A wish list for Linkedin
Just like the mosquito, which a cartoonist sardonically depicted as the national insect, many of us have probably grown immune to or learnt to live with those marketing text messages too. Not to forget those nocturnal beeps from your telephone service provider reminding you about a bill that you have already paid with a courteous disclaimer to ignore the message, if you have paid up; never mind the wake-up effect. Enter the new Linkedin brigade whose requests to join your professional network often flood your mail inbox (if you’ve subscribed to e-mail notifications) at odd hours. How I wish Linkedin — otherwise a boon to professionals, acts on this wish list.
Suggestion 1: Weave in a prominent ‘Do Not Disturb’ option that will hopefully work better than the Telecom Regulatory Authority of India (TRAI) answer to the tele-marketing menace. The icon to send a request to connect with someone by indicating that you are a friend is being misused by many users to touch base with perfect strangers. There are also programmed reminders to further get on your nerves! If you dig deeper into Linkedin’s features (I’m not sure how many would be inclined to do that in this fast-paced world) there are also advanced settings like adding your email address to its ‘Do Not Contact’ list for non members who don’t want to receive Linkedin invitations via your e-mail address. My point is: how visible are these options?
Suggestion 2: How about a more honest approach — ‘We haven’t interacted’ that could go out with a template message ‘but may I join your network?’ Right now, there is a confessional option ‘I don’t know xyz’. Click on that button and you get the rule book thrown at you! “Invitations should be sent only to people you know personally.” Fair enough. But why have that option in the first place?
Suggestion 3: As users are allowed to send up to 3,000 invitations, how about a count window on the page to monitor the limit? It would help if users can keep a regular track of invitations sent, accepted and pending. The number of connections too, seems frozen at 500+ in many cases. Why not the actual number, like the Twitter box score of tweets, following and followers.
Suggestion 4: I have always maintained that blocking people, unless absolutely essential, defeats the purpose of networking. Now, there may be folks who are not your friends, or colleagues or classmates or with whom you’ve never done business with, but you’ve bumped into them at some place or were introduced by a common friend. An option ‘We’ve met before’ with a provision for a footnote to fill in the blanks, will make sense. Business potential can never be wished away and can emanate from chance encounters.

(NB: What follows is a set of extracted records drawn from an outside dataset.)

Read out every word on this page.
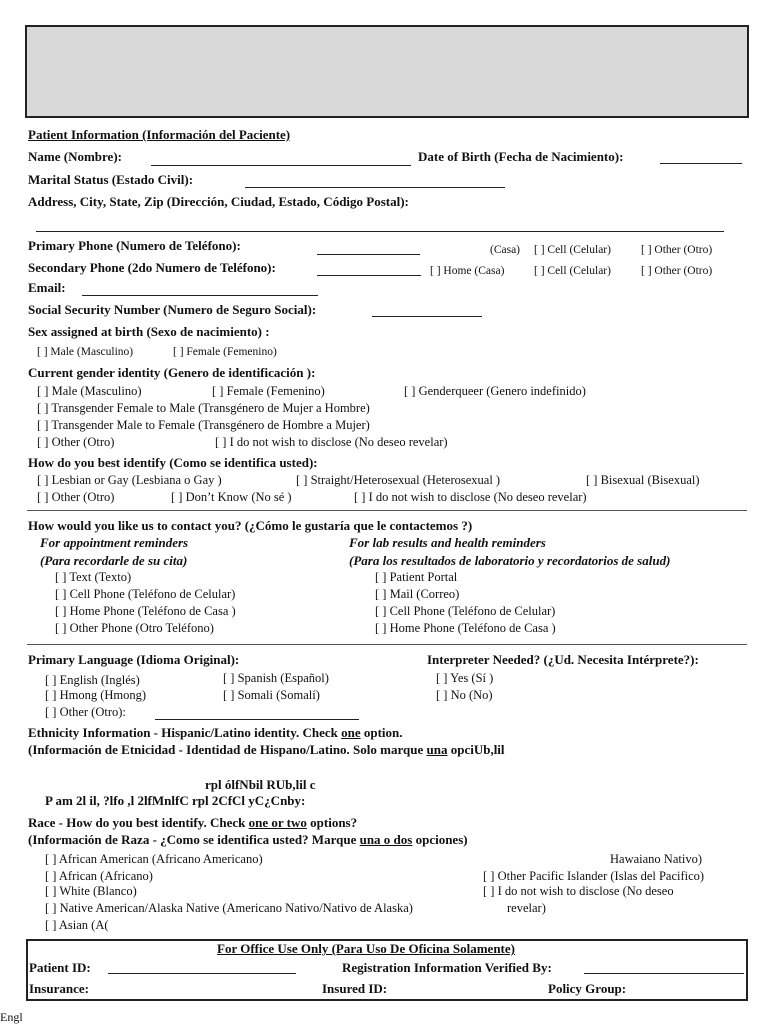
Patient Information (Información del Paciente)
Name (Nombre):	Date of Birth (Fecha de Nacimiento):
Marital Status (Estado Civil):
Address, City, State, Zip (Dirección, Ciudad, Estado, Código Postal):
Primary Phone (Numero de Teléfono):	(Casa) [ ] Cell (Celular)	[ ] Other (Otro)
Secondary Phone (2do Numero de Teléfono):	[ ] Home (Casa)	[ ] Cell (Celular)	[ ] Other (Otro)
Email:
Social Security Number (Numero de Seguro Social):
Sex assigned at birth (Sexo de nacimiento) :
[ ] Male (Masculino)	[ ] Female (Femenino)
Current gender identity (Genero de identificación ):
[ ] Male (Masculino)	[ ] Female (Femenino)	[ ] Genderqueer (Genero indefinido)
[ ] Transgender Female to Male (Transgénero de Mujer a Hombre)
[ ] Transgender Male to Female (Transgénero de Hombre a Mujer)
[ ] Other (Otro)	[ ] I do not wish to disclose (No deseo revelar)
How do you best identify (Como se identifica usted):
[ ] Lesbian or Gay (Lesbiana o Gay )	[ ] Straight/Heterosexual (Heterosexual )	[ ] Bisexual (Bisexual)
[ ] Other (Otro)	[ ] Don’t Know (No sé )	[ ] I do not wish to disclose (No deseo revelar)
How would you like us to contact you? (¿Cómo le gustaría que le contactemos ?)
For appointment reminders
(Para recordarle de su cita)
[ ] Text (Texto)
[ ] Cell Phone (Teléfono de Celular)
[ ] Home Phone (Teléfono de Casa )
[ ] Other Phone (Otro Teléfono)
For lab results and health reminders
(Para los resultados de laboratorio y recordatorios de salud)
[ ] Patient Portal
[ ] Mail (Correo)
[ ] Cell Phone (Teléfono de Celular)
[ ] Home Phone (Teléfono de Casa )
Primary Language (Idioma Original):
[ ] English (Inglés)
[ ] Hmong (Hmong)
[ ] Other (Otro):
[ ] Spanish (Español)
[ ] Somali (Somalí)
Interpreter Needed? (¿Ud. Necesita Intérprete?):
[ ] Yes (Sí )
[ ] No (No)
Ethnicity Information - Hispanic/Latino identity. Check one option.
(Información de Etnicidad - Identidad de Hispano/Latino. Solo marque una opciUb,lil
rpl ólfNbil RUb,lil c
P am 2l il, ?lfo ,l 2lfMnlfC rpl 2CfCl yC¿Cnby:
Race - How do you best identify. Check one or two options?
(Información de Raza - ¿Como se identifica usted? Marque una o dos opciones)
[ ] African American (Africano Americano)
[ ] African (Africano)
[ ] White (Blanco)
[ ] Native American/Alaska Native (Americano Nativo/Nativo de Alaska)
[ ] Asian (A(
Hawaiano Nativo)
[ ] Other Pacific Islander (Islas del Pacifico)
[ ] I do not wish to disclose (No deseo
revelar)
For Office Use Only (Para Uso De Oficina Solamente)
Patient ID:	Registration Information Verified By:
Insurance:	Insured ID:	Policy Group:
Engl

Suggestion 5: In a country where most borrowers are known to sign promissory notes wherever an X mark is made without even filling in the amount, much less reading the fine print, or people writing their PIN behind ATM cards despite being warned not to, Linkedin must not assume that its users would take the trouble to browse through its exhaustive options. How many Linkedin users are aware of options to turn on\off their activity broadcasts, to select who can see their feeds, their connections to manage their recommendations and select the types of messages they are open to receiving? Let the site do a spot poll to find out. I reckon not more a quarter of its users would be adequately clued in. Why not have these features highlighted in blue at appropriate places on the home page itself?
Finding a way to communicate these features to its users, I feel, will benefit the site more than offers to upgrade to a premium account and teasers to unlock the whole list of people who viewed your profile. The logic is that if someone is really interested in it, they will find a way to reach you. Now go check your missed calls and unread mails!